Sign in to view source links and access this dataset
Description
Approximately 1 million academic papers from sources like arXiv and bioRxiv have been processed into a unified, multi-layered knowledge graph. The dataset, created by InternScience, decomposes each paper into five modules covering metadata, entities, abstracted knowledge, citation context, and fine-grained relations.
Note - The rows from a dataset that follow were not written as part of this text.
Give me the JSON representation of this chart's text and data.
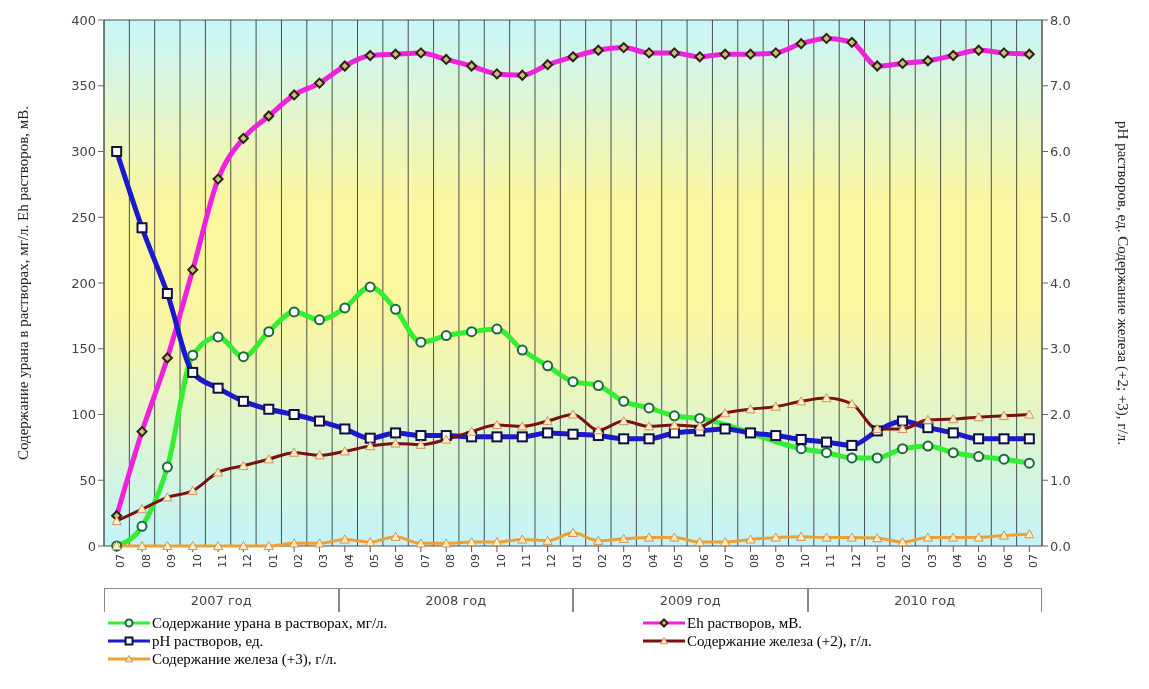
{
  "chart_data": {
    "type": "line",
    "categories": [
      "07",
      "08",
      "09",
      "10",
      "11",
      "12",
      "01",
      "02",
      "03",
      "04",
      "05",
      "06",
      "07",
      "08",
      "09",
      "10",
      "11",
      "12",
      "01",
      "02",
      "03",
      "04",
      "05",
      "06",
      "07",
      "08",
      "09",
      "10",
      "11",
      "12",
      "01",
      "02",
      "03",
      "04",
      "05",
      "06",
      "07"
    ],
    "ylabel": "Содержание урана в растворах, мг/л. Eh растворов, мВ.",
    "y2label": "pH растворов, ед. Содержание железа (+2; +3), г/л.",
    "ylim": [
      0,
      400
    ],
    "yticks": [
      0,
      50,
      100,
      150,
      200,
      250,
      300,
      350,
      400
    ],
    "y2lim": [
      0,
      8
    ],
    "y2ticks": [
      {
        "value": 0,
        "label": "0.0"
      },
      {
        "value": 1,
        "label": "1.0"
      },
      {
        "value": 2,
        "label": "2.0"
      },
      {
        "value": 3,
        "label": "3.0"
      },
      {
        "value": 4,
        "label": "4.0"
      },
      {
        "value": 5,
        "label": "5.0"
      },
      {
        "value": 6,
        "label": "6.0"
      },
      {
        "value": 7,
        "label": "7.0"
      },
      {
        "value": 8,
        "label": "8.0"
      }
    ],
    "grid": true,
    "legend": "bottom",
    "line_style": "solid",
    "annotations": [
      "2007 год",
      "2008 год",
      "2009 год",
      "2010 год"
    ],
    "series": [
      {
        "name": "Содержание урана в растворах, мг/л.",
        "color": "#33ee33",
        "marker": "circle",
        "values": [
          0,
          15,
          60,
          145,
          159,
          144,
          163,
          178,
          172,
          181,
          197,
          180,
          155,
          160,
          163,
          165,
          149,
          137,
          125,
          122,
          110,
          105,
          99,
          97,
          null,
          null,
          null,
          74,
          71,
          67,
          67,
          74,
          76,
          71,
          68,
          66,
          63
        ]
      },
      {
        "name": "Eh растворов, мВ.",
        "color": "#ee22dd",
        "marker": "diamond",
        "values": [
          23,
          87,
          143,
          210,
          279,
          310,
          327,
          343,
          352,
          365,
          373,
          374,
          375,
          370,
          365,
          359,
          358,
          366,
          372,
          377,
          379,
          375,
          375,
          372,
          374,
          374,
          375,
          382,
          386,
          383,
          365,
          367,
          369,
          373,
          377,
          375,
          374
        ]
      },
      {
        "name": "pH растворов, ед.",
        "color": "#1a1acc",
        "marker": "square",
        "axis": "y2",
        "values": [
          6.0,
          4.84,
          3.84,
          2.64,
          2.4,
          2.2,
          2.08,
          2.0,
          1.9,
          1.78,
          1.64,
          1.72,
          1.68,
          1.68,
          1.66,
          1.66,
          1.66,
          1.72,
          1.7,
          1.68,
          1.63,
          1.63,
          1.72,
          1.75,
          1.78,
          1.72,
          1.68,
          1.62,
          1.58,
          1.53,
          1.75,
          1.9,
          1.8,
          1.72,
          1.63,
          1.63,
          1.63
        ]
      },
      {
        "name": "Содержание железа (+2), г/л.",
        "color": "#7a1010",
        "marker": "triangle",
        "axis": "y2",
        "values": [
          0.38,
          0.56,
          0.74,
          0.84,
          1.12,
          1.22,
          1.32,
          1.42,
          1.38,
          1.44,
          1.52,
          1.56,
          1.54,
          1.62,
          1.74,
          1.84,
          1.82,
          1.9,
          2.0,
          1.76,
          1.9,
          1.82,
          1.84,
          1.82,
          2.02,
          2.08,
          2.12,
          2.2,
          2.25,
          2.16,
          1.78,
          1.78,
          1.92,
          1.93,
          1.96,
          1.98,
          2.0
        ]
      },
      {
        "name": "Содержание железа (+3), г/л.",
        "color": "#f0a030",
        "marker": "triangle",
        "axis": "y2",
        "values": [
          0,
          0,
          0,
          0,
          0,
          0,
          0,
          0.04,
          0.04,
          0.1,
          0.06,
          0.14,
          0.04,
          0.04,
          0.06,
          0.06,
          0.1,
          0.08,
          0.2,
          0.08,
          0.11,
          0.13,
          0.13,
          0.06,
          0.06,
          0.1,
          0.13,
          0.14,
          0.13,
          0.13,
          0.12,
          0.06,
          0.13,
          0.13,
          0.13,
          0.16,
          0.18
        ]
      }
    ]
  }
}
It was last updated on June 12, 2026.
Use Cases
Building a semantic search engine for academic papers based on the decomposed knowledge modules.
Training or evaluating information extraction models on the structured entities and relations.
Analyzing citation networks and research trends using the provided citation context.
Developing question-answering agents for scientific domains based on the abstracted knowledge representations.
Strengths
Contains about 1 million papers, providing a substantial scale for analysis.
Papers are decomposed into a structured, five-module representation (A–E) designed for querying.
Sources include established preprint repositories like arXiv and bioRxiv.
Limitations
Column-level documentation is absent; field semantics must be inferred after download.
Row count is unknown, which may limit suitability assessment.
The description references a full page for details, indicating core metadata may be incomplete here.
Provenance
Source
Processed from arXiv, bioRxiv, and other unspecified sources by Agents-K1.
Collection Method
Papers were decomposed into a unified, queryable representation organized into five modules.
Freshness
Last updated 2026-06-12 03:03:40; freshness should be verified.
License is unknown and must be verified before use.